By default, uvicorn serves to port 8000. Once initialized, go to http://localhost:8000/cool_seq_tool in a web browser for OpenAPI docs describing available endpoints.

REST routes are defined using the FastAPI APIRouter class, meaning that they can also be mounted to other FastAPI applications:

from fastapi import FastAPI
from cool_seq_tool.routers import mane

app = FastAPI()
app.include_router(mane.router)

Environment configuration#

Individual classes will accept arguments upon initialization to set parameters regarding data sources. In general, these parameters are also configurable via environment variables, e.g. in a cloud deployment.

Variable

Description

LRG_REFSEQGENE_PATH

Path to LRG_RefSeqGene file. Used in TranscriptMappings to provide mappings between gene symbols and RefSeq/Ensembl transcript accessions. If not defined, defaults to the most recent version (formatted as data/LRG_RefSeqGene_YYYYMMDD) within the Cool-Seq-Tool library directory. Cool-Seq-Tool will acquire this data manually if no configuration is provided.

TRANSCRIPT_MAPPINGS_PATH

Path to transcript mapping file generated from Ensembl BioMart. Used in TranscriptMappings. If not defined, uses a copy of the file that is bundled within the Cool-Seq-Tool installation. See the contributor instructions for information on manually rebuilding it. Cool-Seq-Tool will acquire this data manually if no configuration is provided.

MANE_SUMMARY_PATH

Path to MANE Summary file. Used in ManeTranscriptMappings to provide MANE transcript annotations.
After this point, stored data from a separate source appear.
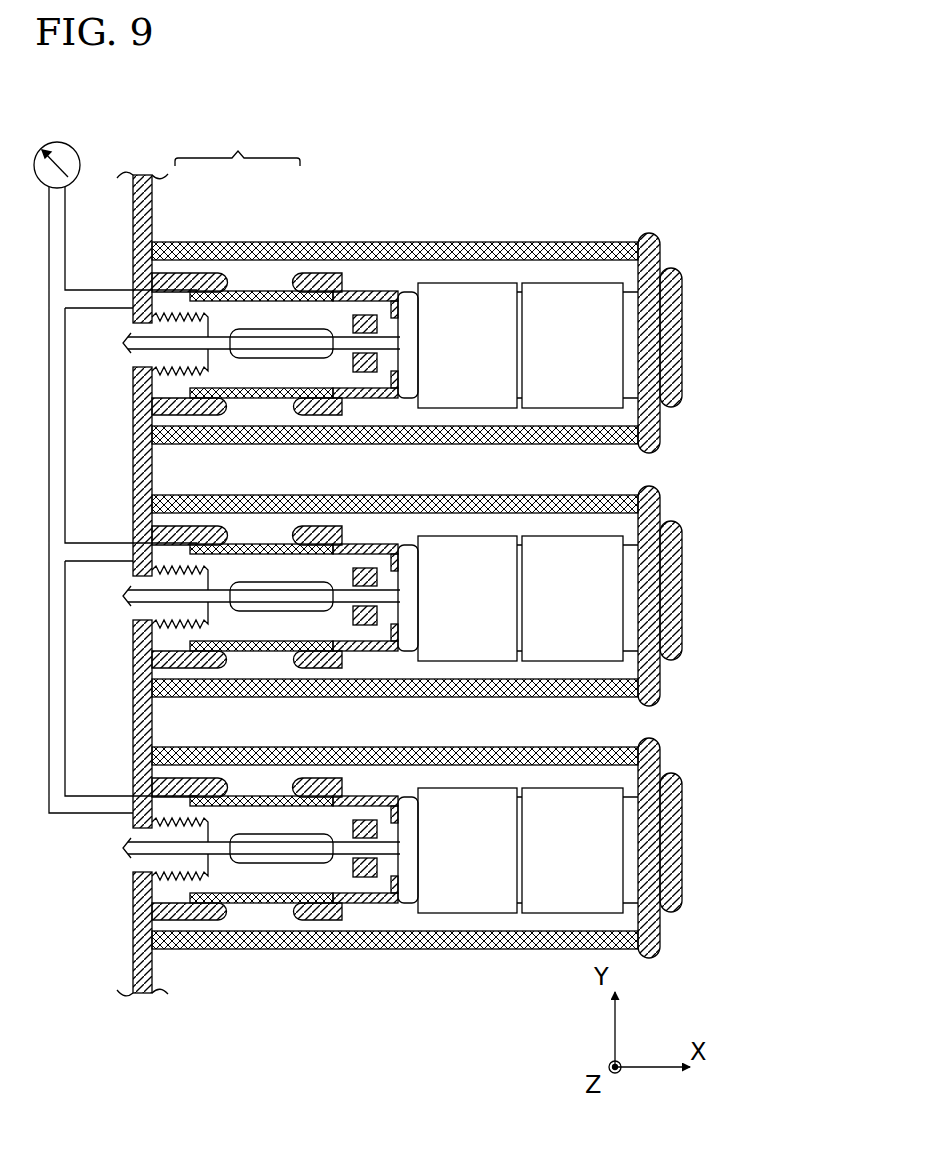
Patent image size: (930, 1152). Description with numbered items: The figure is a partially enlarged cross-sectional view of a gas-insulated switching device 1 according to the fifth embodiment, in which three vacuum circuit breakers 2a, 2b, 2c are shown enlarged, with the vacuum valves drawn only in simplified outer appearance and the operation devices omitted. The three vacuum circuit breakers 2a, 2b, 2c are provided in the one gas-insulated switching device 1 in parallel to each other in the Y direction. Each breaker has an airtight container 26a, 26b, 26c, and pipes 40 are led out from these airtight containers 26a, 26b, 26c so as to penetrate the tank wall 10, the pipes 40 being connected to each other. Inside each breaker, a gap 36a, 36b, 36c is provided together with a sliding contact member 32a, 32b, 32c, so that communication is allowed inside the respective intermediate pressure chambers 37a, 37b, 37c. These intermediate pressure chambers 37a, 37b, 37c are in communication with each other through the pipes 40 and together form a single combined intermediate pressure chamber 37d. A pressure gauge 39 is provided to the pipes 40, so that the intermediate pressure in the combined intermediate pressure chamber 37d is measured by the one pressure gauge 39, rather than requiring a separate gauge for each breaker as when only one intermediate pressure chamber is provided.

The gas-insulated switching device 1 is at (646, 166).
The vacuum circuit breaker 2a is at (480, 229).
The vacuum circuit breaker 2b is at (412, 566).
The vacuum circuit breaker 2c is at (417, 820).
The tank wall 10 is at (133, 960).
The airtight container 26a is at (361, 276).
The airtight container 26b is at (303, 559).
The airtight container 26c is at (313, 814).
The sliding contact member 32a is at (363, 381).
The sliding contact member 32b is at (386, 657).
The sliding contact member 32c is at (345, 911).
The gap 36a is at (368, 306).
The gap 36b is at (503, 598).
The gap 36c is at (503, 850).
The intermediate pressure chamber 37a is at (229, 328).
The intermediate pressure chamber 37b is at (282, 322).
The intermediate pressure chamber 37c is at (340, 323).
The intermediate pressure chamber 37d is at (237, 143).
The pressure gauge 39 is at (74, 146).
The pipes 40 is at (70, 292).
If not defined, defaults to the most recent version (formatted as data/MANE.GRCh38vX.X.summary.txt) within the Cool-Seq-Tool library directory.

SEQREPO_ROOT_DIR

Path to SeqRepo directory (i.e. contains aliases.sqlite3 database file, and sequences directory). Used by SeqRepoAccess <cool_seq_tool.handlers.seqrepo_access.SeqRepoAccess. If not defined, defaults to /usr/local/share/seqrepo/latest.

UTA_DB_URL

A libpq connection string, i.e. of the form postgresql://<user>:<password>@<host>:<port>/<database>/<schema>, used by the cool_seq_tool.sources.uta_database.UtaDatabase class. By default, it is set to postgresql://uta_admin:uta@localhost:5433/uta/uta_20210129b.

LIFTOVER_CHAIN_37_TO_38

A path to a chainfile for lifting from GRCh37 to GRCh38. Used by cool_seq_tool.sources.uta_database.UtaDatabase as input to agct. If not provided, agct will fetch it automatically from UCSC.

LIFTOVER_CHAIN_38_TO_37

A path to a chainfile for lifting from GRCh38 to GRCh37. Used by cool_seq_tool.sources.uta_database.UtaDatabase as input to agct. If not provided, agct will fetch it automatically from UCSC.

Schema support#

Many genomic data objects produced by Cool-Seq-Tool are structured in conformance with the Variation Representation Specification, courtesy of the VRS-Python library.